Italy: Meloni’s deputy minister blasted over 2005 Nazi uniform photo

A lawmaker of the far-right Brothers of Italy party who sparked outrage after a newspaper published a picture of him wearing a swastika on his left arm in 2005, was named junior infrastructure minister on Monday.

Prime Minister Giorgia Meloni, who personally announced Galeazzo Bignami‘s appointment at a news conference, is the leader of Fratelli d’Italia or Brothers of Italy, a party which traces its roots to the post-fascist Italian Social Movement, MSI.

Bignami, 47, was elected last month to a second term in parliament. 
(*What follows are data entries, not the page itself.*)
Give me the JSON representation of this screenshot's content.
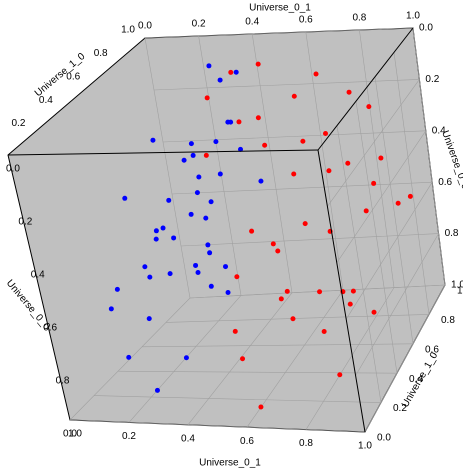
{
  "chart_data": {
    "type": "scatter3d",
    "xlabel": "Universe_0_1",
    "ylabel": "Universe_1_0",
    "zlabel": "Universe_0_0",
    "xlim": [
      0,
      1
    ],
    "ylim": [
      0,
      1
    ],
    "zlim": [
      0,
      1
    ],
    "xticks": [
      {
        "value": 0,
        "label": "0.0"
      },
      {
        "value": 0.2,
        "label": "0.2"
      },
      {
        "value": 0.4,
        "label": "0.4"
      },
      {
        "value": 0.6,
        "label": "0.6"
      },
      {
        "value": 0.8,
        "label": "0.8"
      },
      {
        "value": 1,
        "label": "1.0"
      }
    ],
    "yticks": [
      {
        "value": 0,
        "label": "0.0"
      },
      {
        "value": 0.2,
        "label": "0.2"
      },
      {
        "value": 0.4,
        "label": "0.4"
      },
      {
        "value": 0.6,
        "label": "0.6"
      },
      {
        "value": 0.8,
        "label": "0.8"
      },
      {
        "value": 1,
        "label": "1.0"
      }
    ],
    "zticks": [
      {
        "value": 0,
        "label": "0.0"
      },
      {
        "value": 0.2,
        "label": "0.2"
      },
      {
        "value": 0.4,
        "label": "0.4"
      },
      {
        "value": 0.6,
        "label": "0.6"
      },
      {
        "value": 0.8,
        "label": "0.8"
      },
      {
        "value": 1,
        "label": "1.0"
      }
    ],
    "grid": true,
    "series": [
      {
        "color": "#ff0000",
        "x": [
          0.55,
          0.62,
          0.71,
          0.8,
          0.9,
          0.95,
          0.58,
          0.66,
          0.75,
          0.85,
          0.92,
          0.6,
          0.7,
          0.78,
          0.88,
          0.97,
          0.52,
          0.64,
          0.73,
          0.83,
          0.93,
          0.57,
          0.69,
          0.81,
          0.9,
          0.35,
          0.4,
          0.45,
          0.3,
          0.5,
          0.62,
          0.77,
          0.86,
          0.68,
          0.74,
          0.98,
          0.48,
          0.59,
          0.84,
          0.91
        ],
        "y": [
          0.2,
          0.5,
          0.8,
          0.3,
          0.6,
          0.9,
          0.1,
          0.4,
          0.7,
          0.15,
          0.45,
          0.85,
          0.25,
          0.55,
          0.95,
          0.35,
          0.65,
          0.05,
          0.75,
          0.5,
          0.2,
          0.9,
          0.3,
          0.6,
          0.8,
          0.9,
          0.95,
          0.7,
          0.8,
          0.3,
          0.1,
          0.4,
          0.7,
          0.6,
          0.2,
          0.5,
          0.85,
          0.35,
          0.9,
          0.1
        ],
        "z": [
          0.1,
          0.2,
          0.3,
          0.4,
          0.5,
          0.6,
          0.7,
          0.8,
          0.9,
          0.15,
          0.25,
          0.35,
          0.45,
          0.55,
          0.65,
          0.75,
          0.85,
          0.95,
          0.05,
          0.3,
          0.6,
          0.2,
          0.5,
          0.8,
          0.4,
          0.1,
          0.3,
          0.2,
          0.15,
          0.9,
          0.5,
          0.7,
          0.1,
          0.95,
          0.6,
          0.35,
          0.05,
          0.45,
          0.25,
          0.85
        ]
      },
      {
        "color": "#0000ff",
        "x": [
          0.2,
          0.25,
          0.3,
          0.35,
          0.4,
          0.22,
          0.28,
          0.33,
          0.38,
          0.43,
          0.18,
          0.24,
          0.31,
          0.36,
          0.41,
          0.15,
          0.27,
          0.34,
          0.39,
          0.21,
          0.26,
          0.32,
          0.37,
          0.44,
          0.12,
          0.29,
          0.35,
          0.42,
          0.23,
          0.3,
          0.36,
          0.1,
          0.2,
          0.33,
          0.47,
          0.25,
          0.38,
          0.16,
          0.28,
          0.4
        ],
        "y": [
          0.3,
          0.5,
          0.7,
          0.4,
          0.6,
          0.8,
          0.2,
          0.45,
          0.65,
          0.35,
          0.55,
          0.75,
          0.25,
          0.5,
          0.7,
          0.4,
          0.6,
          0.3,
          0.8,
          0.1,
          0.45,
          0.55,
          0.9,
          0.35,
          0.5,
          0.65,
          0.2,
          0.7,
          0.4,
          0.85,
          0.6,
          0.3,
          0.05,
          0.5,
          0.75,
          0.15,
          0.45,
          0.6,
          0.95,
          0.5
        ],
        "z": [
          0.3,
          0.4,
          0.5,
          0.6,
          0.35,
          0.45,
          0.55,
          0.65,
          0.25,
          0.5,
          0.7,
          0.3,
          0.4,
          0.6,
          0.2,
          0.8,
          0.5,
          0.45,
          0.35,
          0.55,
          0.15,
          0.75,
          0.1,
          0.4,
          0.65,
          0.3,
          0.85,
          0.2,
          0.5,
          0.05,
          0.7,
          0.9,
          0.6,
          0.25,
          0.45,
          0.95,
          0.35,
          0.55,
          0.15,
          0.75
        ]
      }
    ]
  }
}
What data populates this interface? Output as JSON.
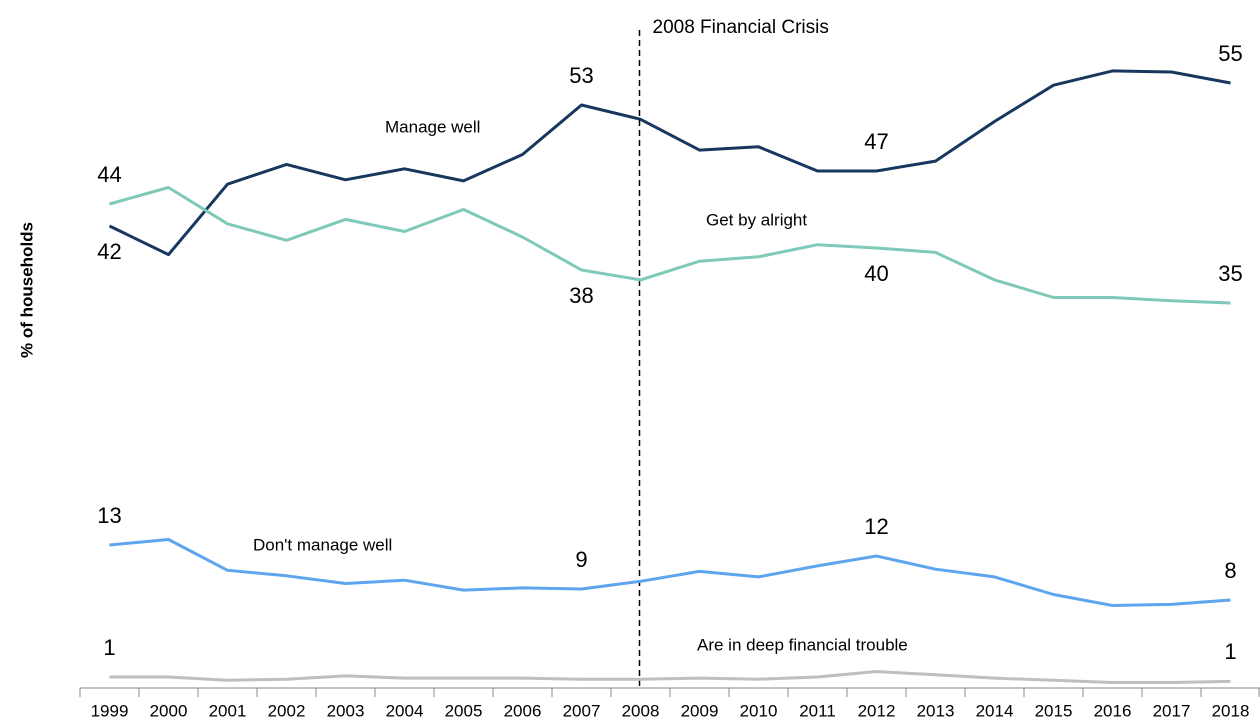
{
  "chart_data": {
    "type": "line",
    "ylabel": "% of households",
    "categories": [
      "1999",
      "2000",
      "2001",
      "2002",
      "2003",
      "2004",
      "2005",
      "2006",
      "2007",
      "2008",
      "2009",
      "2010",
      "2011",
      "2012",
      "2013",
      "2014",
      "2015",
      "2016",
      "2017",
      "2018"
    ],
    "ylim": [
      0,
      60
    ],
    "series": [
      {
        "name": "Manage well",
        "color": "#17375e",
        "values": [
          42,
          39.4,
          45.8,
          47.6,
          46.2,
          47.2,
          46.1,
          48.5,
          53,
          51.7,
          48.9,
          49.2,
          47,
          47,
          47.9,
          51.5,
          54.8,
          56.1,
          56,
          55
        ],
        "value_labels": [
          "42",
          null,
          null,
          null,
          null,
          null,
          null,
          null,
          "53",
          null,
          null,
          null,
          null,
          "47",
          null,
          null,
          null,
          null,
          null,
          "55"
        ]
      },
      {
        "name": "Get by alright",
        "color": "#7fc9b8",
        "values": [
          44,
          45.5,
          42.2,
          40.7,
          42.6,
          41.5,
          43.5,
          41,
          38,
          37.1,
          38.8,
          39.2,
          40.3,
          40,
          39.6,
          37.1,
          35.5,
          35.5,
          35.2,
          35
        ],
        "value_labels": [
          "44",
          null,
          null,
          null,
          null,
          null,
          null,
          null,
          "38",
          null,
          null,
          null,
          null,
          "40",
          null,
          null,
          null,
          null,
          null,
          "35"
        ]
      },
      {
        "name": "Don't manage well",
        "color": "#5ea5ef",
        "values": [
          13,
          13.5,
          10.7,
          10.2,
          9.5,
          9.8,
          8.9,
          9.1,
          9,
          9.7,
          10.6,
          10.1,
          11.1,
          12,
          10.8,
          10.1,
          8.5,
          7.5,
          7.6,
          8
        ],
        "value_labels": [
          "13",
          null,
          null,
          null,
          null,
          null,
          null,
          null,
          "9",
          null,
          null,
          null,
          null,
          "12",
          null,
          null,
          null,
          null,
          null,
          "8"
        ]
      },
      {
        "name": "Are in deep financial trouble",
        "color": "#bfbfbf",
        "values": [
          1,
          1,
          0.7,
          0.8,
          1.1,
          0.9,
          0.9,
          0.9,
          0.8,
          0.8,
          0.9,
          0.8,
          1,
          1.5,
          1.2,
          0.9,
          0.7,
          0.5,
          0.5,
          0.6
        ],
        "value_labels": [
          "1",
          null,
          null,
          null,
          null,
          null,
          null,
          null,
          null,
          null,
          null,
          null,
          null,
          null,
          null,
          null,
          null,
          null,
          null,
          "1"
        ]
      }
    ],
    "annotation": {
      "text": "2008 Financial Crisis",
      "x": "2008"
    }
  }
}
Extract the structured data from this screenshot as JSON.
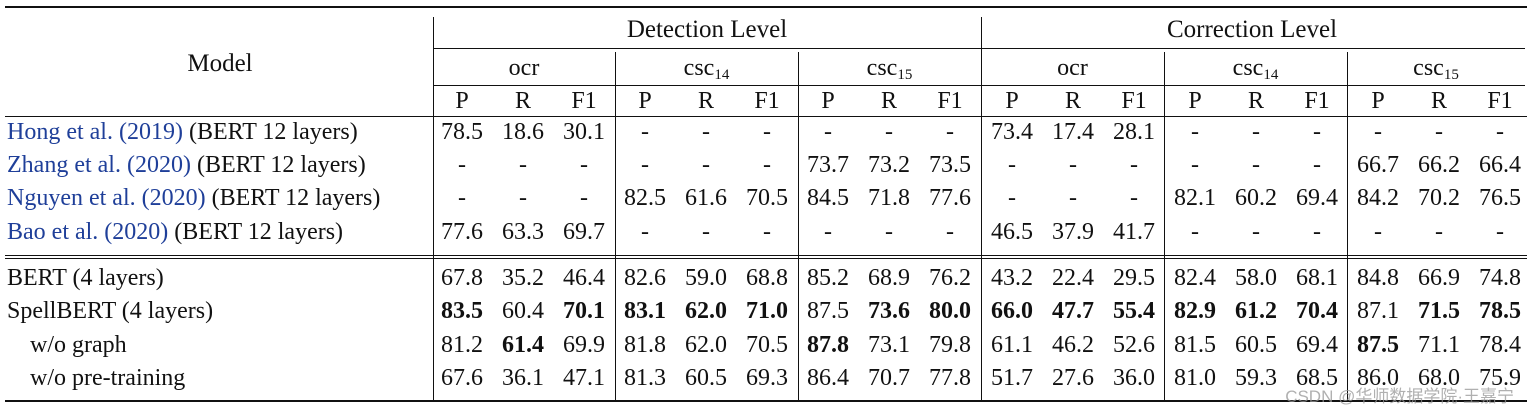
{
  "header": {
    "model": "Model",
    "levels": [
      "Detection Level",
      "Correction Level"
    ],
    "datasets": [
      {
        "base": "ocr",
        "sub": ""
      },
      {
        "base": "csc",
        "sub": "14"
      },
      {
        "base": "csc",
        "sub": "15"
      },
      {
        "base": "ocr",
        "sub": ""
      },
      {
        "base": "csc",
        "sub": "14"
      },
      {
        "base": "csc",
        "sub": "15"
      }
    ],
    "metrics": [
      "P",
      "R",
      "F1"
    ]
  },
  "rows_top": [
    {
      "pre": "",
      "cite": "Hong et al. (",
      "year": "2019",
      "post": ") (BERT 12 layers)",
      "values": [
        "78.5",
        "18.6",
        "30.1",
        "-",
        "-",
        "-",
        "-",
        "-",
        "-",
        "73.4",
        "17.4",
        "28.1",
        "-",
        "-",
        "-",
        "-",
        "-",
        "-"
      ],
      "bold": []
    },
    {
      "pre": "",
      "cite": "Zhang et al. (",
      "year": "2020",
      "post": ") (BERT 12 layers)",
      "values": [
        "-",
        "-",
        "-",
        "-",
        "-",
        "-",
        "73.7",
        "73.2",
        "73.5",
        "-",
        "-",
        "-",
        "-",
        "-",
        "-",
        "66.7",
        "66.2",
        "66.4"
      ],
      "bold": []
    },
    {
      "pre": "",
      "cite": "Nguyen et al. (",
      "year": "2020",
      "post": ") (BERT 12 layers)",
      "values": [
        "-",
        "-",
        "-",
        "82.5",
        "61.6",
        "70.5",
        "84.5",
        "71.8",
        "77.6",
        "-",
        "-",
        "-",
        "82.1",
        "60.2",
        "69.4",
        "84.2",
        "70.2",
        "76.5"
      ],
      "bold": []
    },
    {
      "pre": "",
      "cite": "Bao et al. (",
      "year": "2020",
      "post": ") (BERT 12 layers)",
      "values": [
        "77.6",
        "63.3",
        "69.7",
        "-",
        "-",
        "-",
        "-",
        "-",
        "-",
        "46.5",
        "37.9",
        "41.7",
        "-",
        "-",
        "-",
        "-",
        "-",
        "-"
      ],
      "bold": []
    }
  ],
  "rows_bottom": [
    {
      "label": "BERT (4 layers)",
      "indent": false,
      "values": [
        "67.8",
        "35.2",
        "46.4",
        "82.6",
        "59.0",
        "68.8",
        "85.2",
        "68.9",
        "76.2",
        "43.2",
        "22.4",
        "29.5",
        "82.4",
        "58.0",
        "68.1",
        "84.8",
        "66.9",
        "74.8"
      ],
      "bold": []
    },
    {
      "label": "SpellBERT (4 layers)",
      "indent": false,
      "values": [
        "83.5",
        "60.4",
        "70.1",
        "83.1",
        "62.0",
        "71.0",
        "87.5",
        "73.6",
        "80.0",
        "66.0",
        "47.7",
        "55.4",
        "82.9",
        "61.2",
        "70.4",
        "87.1",
        "71.5",
        "78.5"
      ],
      "bold": [
        0,
        2,
        3,
        4,
        5,
        7,
        8,
        9,
        10,
        11,
        12,
        13,
        14,
        16,
        17
      ]
    },
    {
      "label": "w/o graph",
      "indent": true,
      "values": [
        "81.2",
        "61.4",
        "69.9",
        "81.8",
        "62.0",
        "70.5",
        "87.8",
        "73.1",
        "79.8",
        "61.1",
        "46.2",
        "52.6",
        "81.5",
        "60.5",
        "69.4",
        "87.5",
        "71.1",
        "78.4"
      ],
      "bold": [
        1,
        6,
        15
      ]
    },
    {
      "label": "w/o pre-training",
      "indent": true,
      "values": [
        "67.6",
        "36.1",
        "47.1",
        "81.3",
        "60.5",
        "69.3",
        "86.4",
        "70.7",
        "77.8",
        "51.7",
        "27.6",
        "36.0",
        "81.0",
        "59.3",
        "68.5",
        "86.0",
        "68.0",
        "75.9"
      ],
      "bold": []
    }
  ],
  "watermark": "CSDN @华师数据学院·王嘉宁"
}
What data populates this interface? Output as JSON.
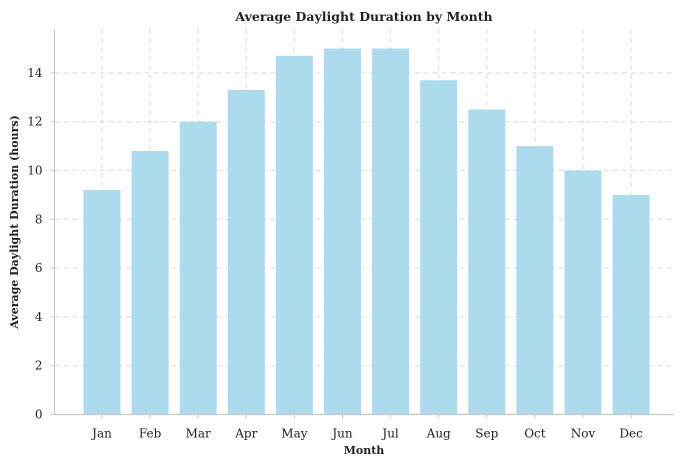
{
  "chart_data": {
    "type": "bar",
    "title": "Average Daylight Duration by Month",
    "xlabel": "Month",
    "ylabel": "Average Daylight Duration (hours)",
    "categories": [
      "Jan",
      "Feb",
      "Mar",
      "Apr",
      "May",
      "Jun",
      "Jul",
      "Aug",
      "Sep",
      "Oct",
      "Nov",
      "Dec"
    ],
    "values": [
      9.2,
      10.8,
      12.0,
      13.3,
      14.7,
      15.0,
      15.0,
      13.7,
      12.5,
      11.0,
      10.0,
      9.0
    ],
    "ylim": [
      0,
      15.8
    ],
    "yticks": [
      0,
      2,
      4,
      6,
      8,
      10,
      12,
      14
    ],
    "grid": true,
    "bar_color": "#a8d9ec"
  }
}
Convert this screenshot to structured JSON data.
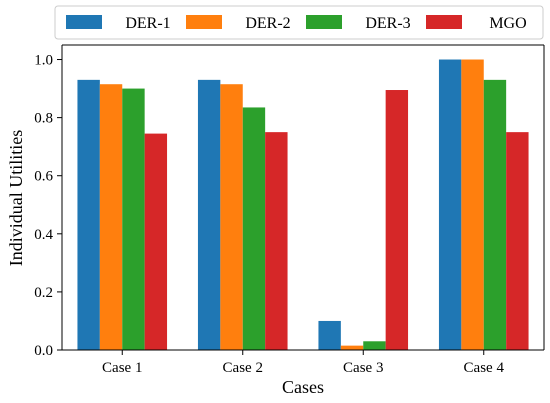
{
  "chart_data": {
    "type": "bar",
    "title": "",
    "xlabel": "Cases",
    "ylabel": "Individual Utilities",
    "categories": [
      "Case 1",
      "Case 2",
      "Case 3",
      "Case 4"
    ],
    "ylim": [
      0,
      1.05
    ],
    "yticks": [
      "0.0",
      "0.2",
      "0.4",
      "0.6",
      "0.8",
      "1.0"
    ],
    "grid": false,
    "legend_position": "top",
    "series": [
      {
        "name": "DER-1",
        "color": "#1f77b4",
        "values": [
          0.93,
          0.93,
          0.1,
          1.0
        ]
      },
      {
        "name": "DER-2",
        "color": "#ff7f0e",
        "values": [
          0.915,
          0.915,
          0.015,
          1.0
        ]
      },
      {
        "name": "DER-3",
        "color": "#2ca02c",
        "values": [
          0.9,
          0.835,
          0.03,
          0.93
        ]
      },
      {
        "name": "MGO",
        "color": "#d62728",
        "values": [
          0.745,
          0.75,
          0.895,
          0.75
        ]
      }
    ]
  }
}
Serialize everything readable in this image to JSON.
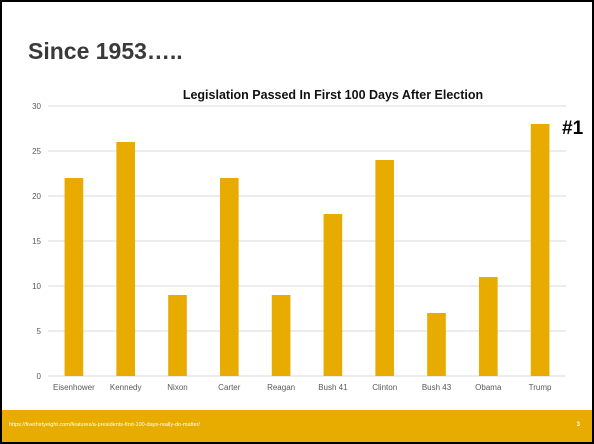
{
  "slide": {
    "heading": "Since 1953…..",
    "annotation": "#1",
    "source_link": "https://fivethirtyeight.com/features/a-presidents-first-100-days-really-do-matter/",
    "page_number": "3"
  },
  "colors": {
    "bar": "#e8ab00",
    "footer": "#e8ab00",
    "grid": "#d9d9d9",
    "tick_text": "#595959"
  },
  "chart_data": {
    "type": "bar",
    "title": "Legislation Passed In First 100 Days After Election",
    "xlabel": "",
    "ylabel": "",
    "categories": [
      "Eisenhower",
      "Kennedy",
      "Nixon",
      "Carter",
      "Reagan",
      "Bush 41",
      "Clinton",
      "Bush 43",
      "Obama",
      "Trump"
    ],
    "values": [
      22,
      26,
      9,
      22,
      9,
      18,
      24,
      7,
      11,
      28
    ],
    "ylim": [
      0,
      30
    ],
    "yticks": [
      0,
      5,
      10,
      15,
      20,
      25,
      30
    ],
    "grid": true,
    "legend": "none"
  }
}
The Bologna native and the son of lawyer Marcello Bignami — himself a far-right mainstay and former MSI representative — has long been part of the Italian radical right.

Before joining Meloni’s Brothers of Italy, Bignami spent part of his political career in former prime minister Silvio Berlusconi’s conservative Forza Italia.

The photo in question shows Bignami in a Nazi uniform standing next to another man wearing an SS armband at a bachelor party.

The image has caused uproar in the past, most recently in 2021 when Bignami was banned from appearing at the Festa de l’Unità, the annual social-democratic festival in Italy organised by the centre-left Democratic Party.

He said in a statement on Monday that he felt “profound shame” for the pictures and firmly condemned “any form of totalitarianism,” calling Nazism and any movement connected to it “the absolute evil”.

“Since I have been in the Brothers of Italy, the controversies have been revived, creating a doubt that they are raised not to blame (me for my) individual conduct, but to damage the party to which I belong today,” Bignami said according to the Italian news agency ANSA.

Meloni — who Bignami said he knew for three decades in an interview with the daily newspaper Corriere della Sera in September — did not comment on the photo. 

The Italian leader repeatedly condemned the infamous racist, anti-Jewish laws enacted by dictator Benito Mussolini in 1938 and last week told parliament she “never felt any sympathy for fascism”.

“I have always considered the (anti-Semitic) racial laws of 1938 the lowest point of Italian history, a shame that will taint our people forever,” she said in parliament.

Bignami will serve under the right-wing League party leader Matteo Salvini, who is the infrastructure minister and deputy prime minister.